Cosan (CSAN3) reduz prejuízo no 1T26, mas dívida e resultado financeiro seguem pressionando
A Cosan (CSAN3) reportou prejuízo líquido de R$ 1,58 bilhão no primeiro trimestre de 2026, uma melhora de 11% em relação às perdas de R$ 1,79 bilhão registradas no mesmo período do ano passado.
O resultado veio em meio à melhora operacional das investidas da holding, mas ainda pressionado pelo elevado resultado financeiro e pelos custos ligados à reestruturação da dívida.
A companhia destacou que o trimestre foi impactado por cerca de R$ 1 bilhão em efeitos não recorrentes relacionados às liquidações antecipadas de bonds com vencimentos em 2029, 2030 e 2031, registrados nas linhas de resultado financeiro e imposto diferido.
No consolidado, a receita líquida caiu 7% na comparação anual, para R$ 9,03 bilhões, enquanto o Ebitda (Lucro Antes de Juros, Impostos, Depreciação e Amortização, na sigla em inglês) ajustado avançou 60%, para R$ 3,34 bilhões.
Entre as principais investidas, a Rumo (RAIL3) teve um dos destaques positivos do trimestre. O Ebitda ajustado da companhia ferroviária cresceu 7%, para R$ 1,74 bilhão, impulsionado pelo avanço de 25% no volume transportado, especialmente na operação Norte, beneficiada pelo escoamento de grãos e pela diluição de custos fixos.
A Compass também apresentou crescimento operacional. O Ebitda subiu 2%, para R$ 1,33 bilhão, refletindo maiores volumes distribuídos de gás natural, melhora de mix e expansão das operações da Edge. A companhia destacou ainda que, ajustando efeitos de timing em cargas de GNL, o crescimento do Ebitda teria sido de 12% na comparação anual.

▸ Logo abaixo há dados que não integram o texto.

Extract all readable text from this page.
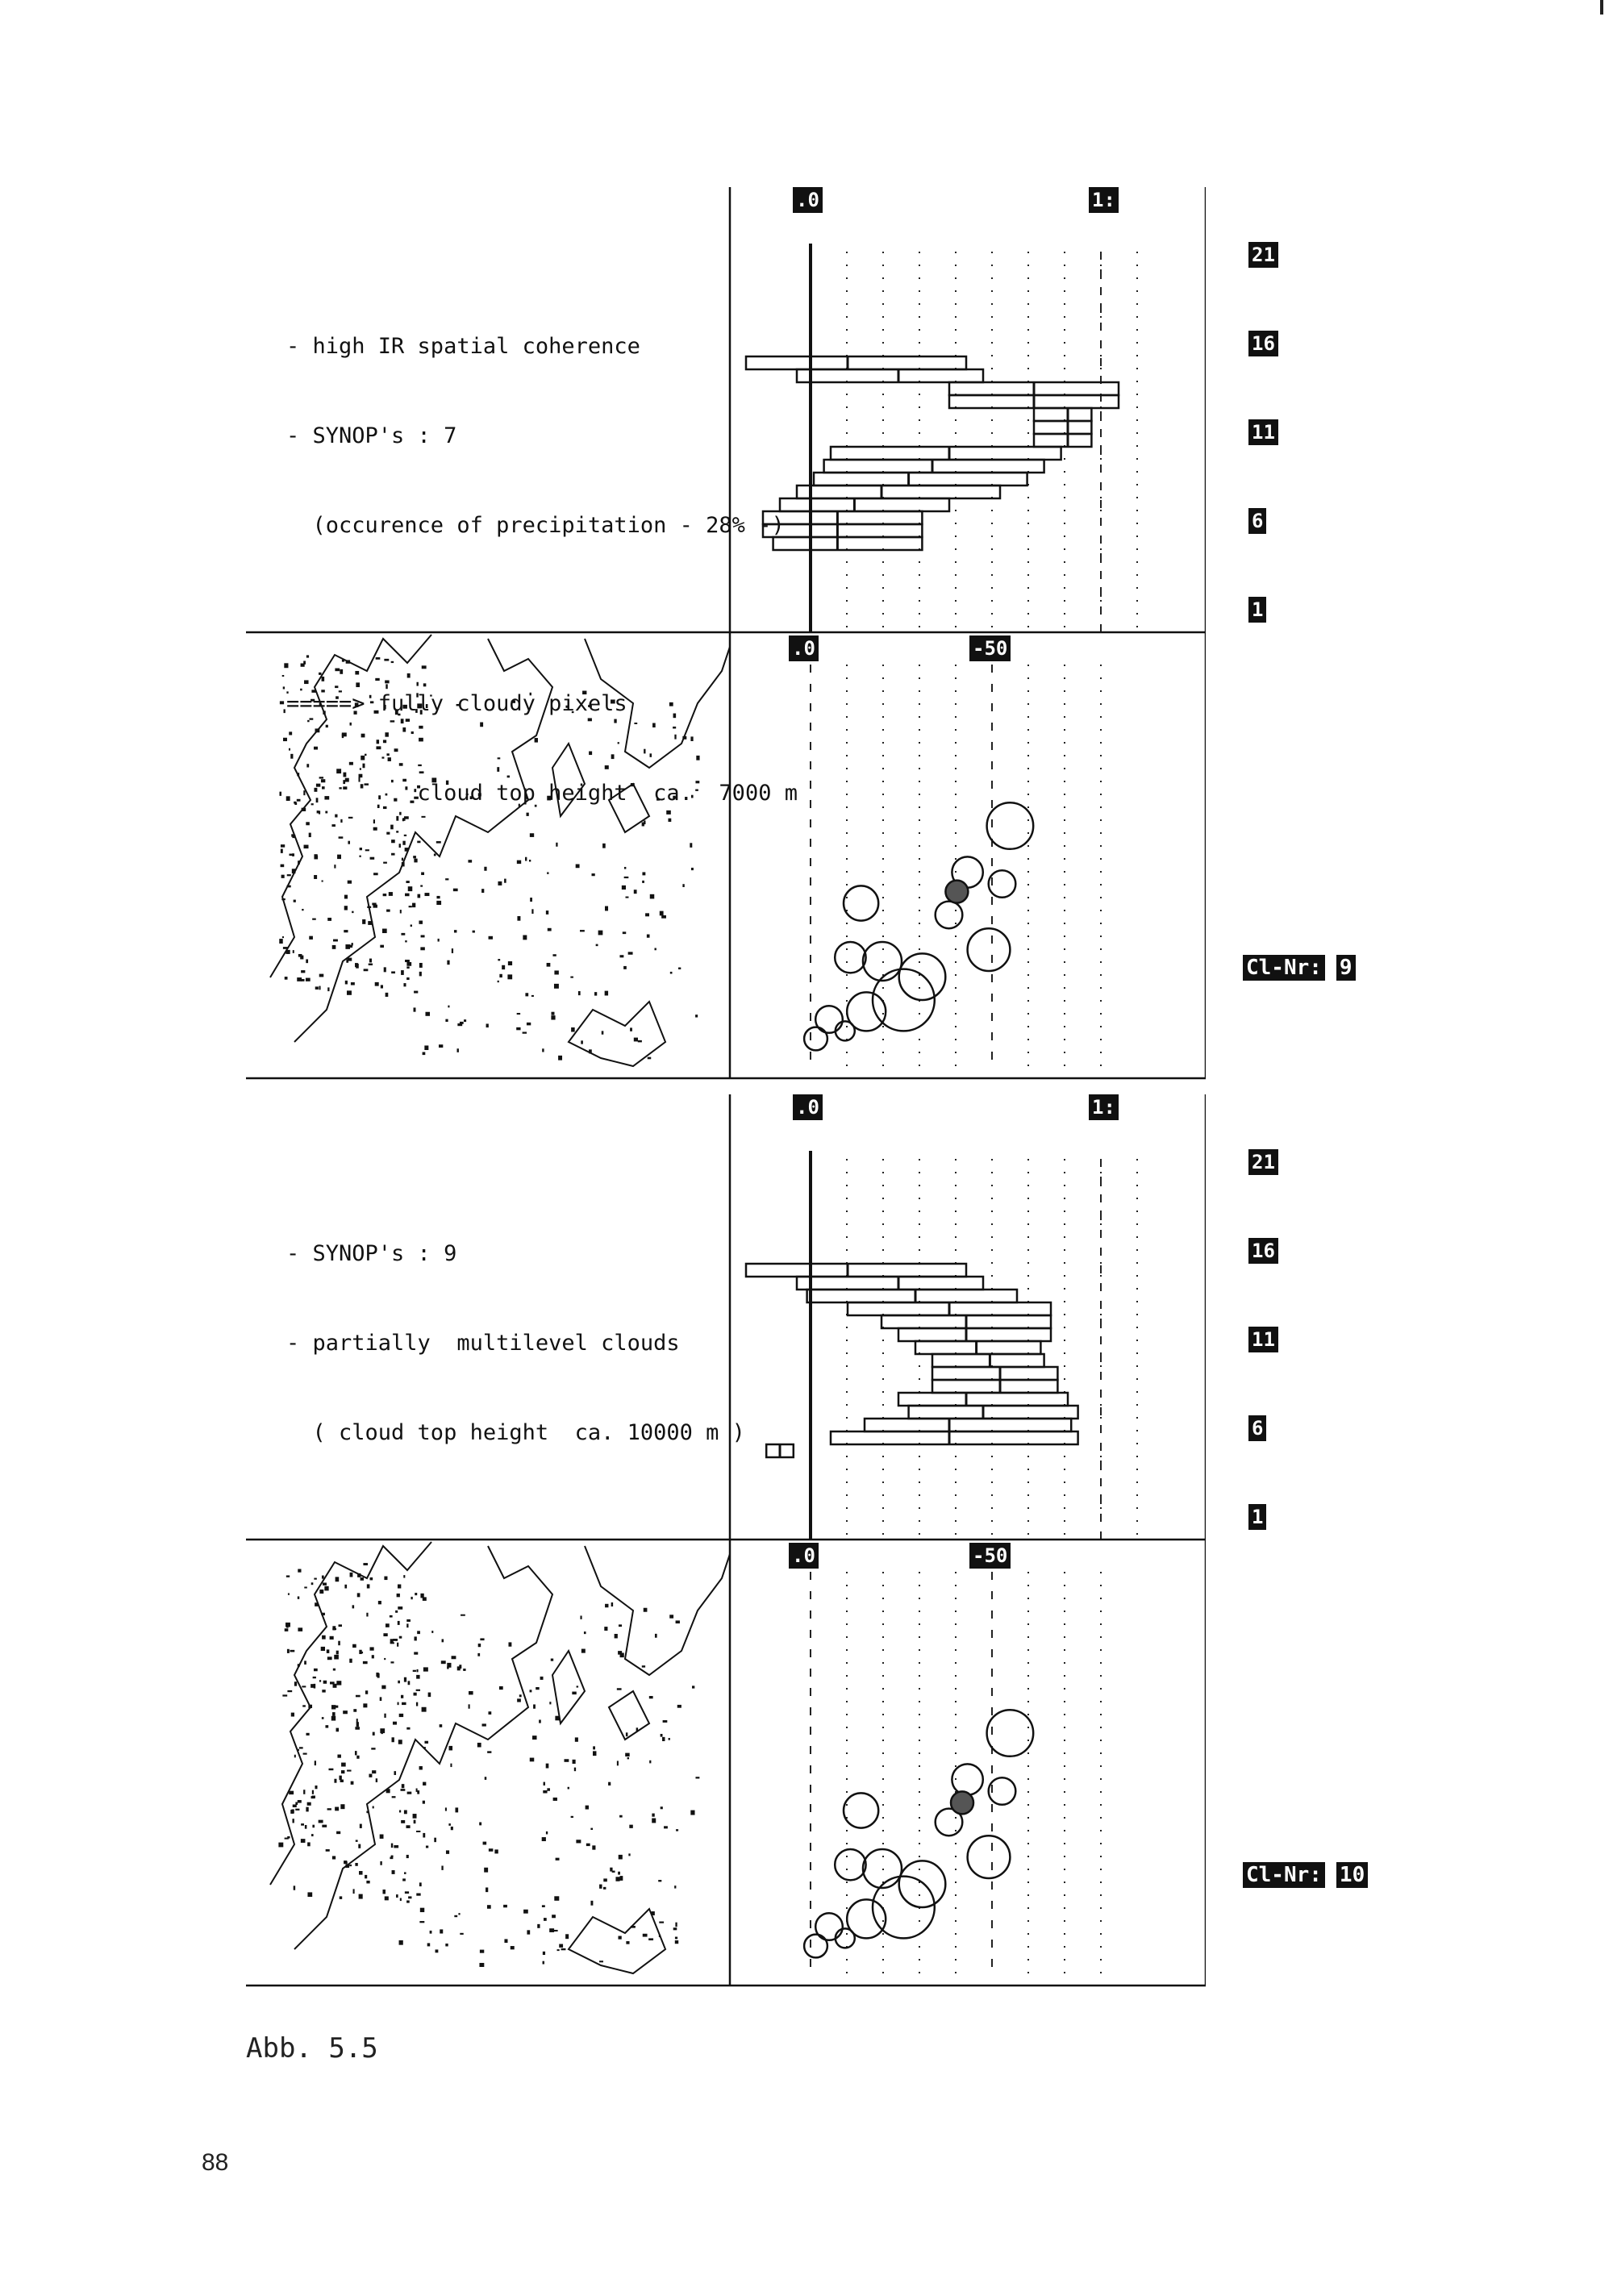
- high IR spatial coherence

- SYNOP's : 7

(occurence of precipitation - 28% -)

=====> fully cloudy pixels

cloud top height  ca.  7000 m

.0	1:
21
16
11
6
1
.0	-50
Cl-Nr: 9

- SYNOP's : 9

- partially  multilevel clouds

( cloud top height  ca. 10000 m )

.0	1:
21
16
11
6
1
.0	-50
Cl-Nr: 10
Abb. 5.5
88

Já a Moove registrou Ebitda praticamente estável, em R$ 236 milhões, mesmo com avanço de 10% nos volumes vendidos de lubrificantes. A margem Ebitda recuou para 9,6%, enquanto a empresa destacou ganho de participação de mercado no Brasil e redução da alavancagem para 1,3 vez.
Na Radar, o Ebitda caiu 27%, para R$ 103 milhões, pressionado pela queda nos preços de açúcar recuperável total (TRS) e da soja, além da ausência de ganhos com venda de ativos observados no primeiro trimestre de 2025.
O principal peso do trimestre continuou vindo da estrutura financeira da holding. O resultado financeiro ficou negativo em R$ 1,09 bilhão, piora de 51% frente ao mesmo período do ano passado.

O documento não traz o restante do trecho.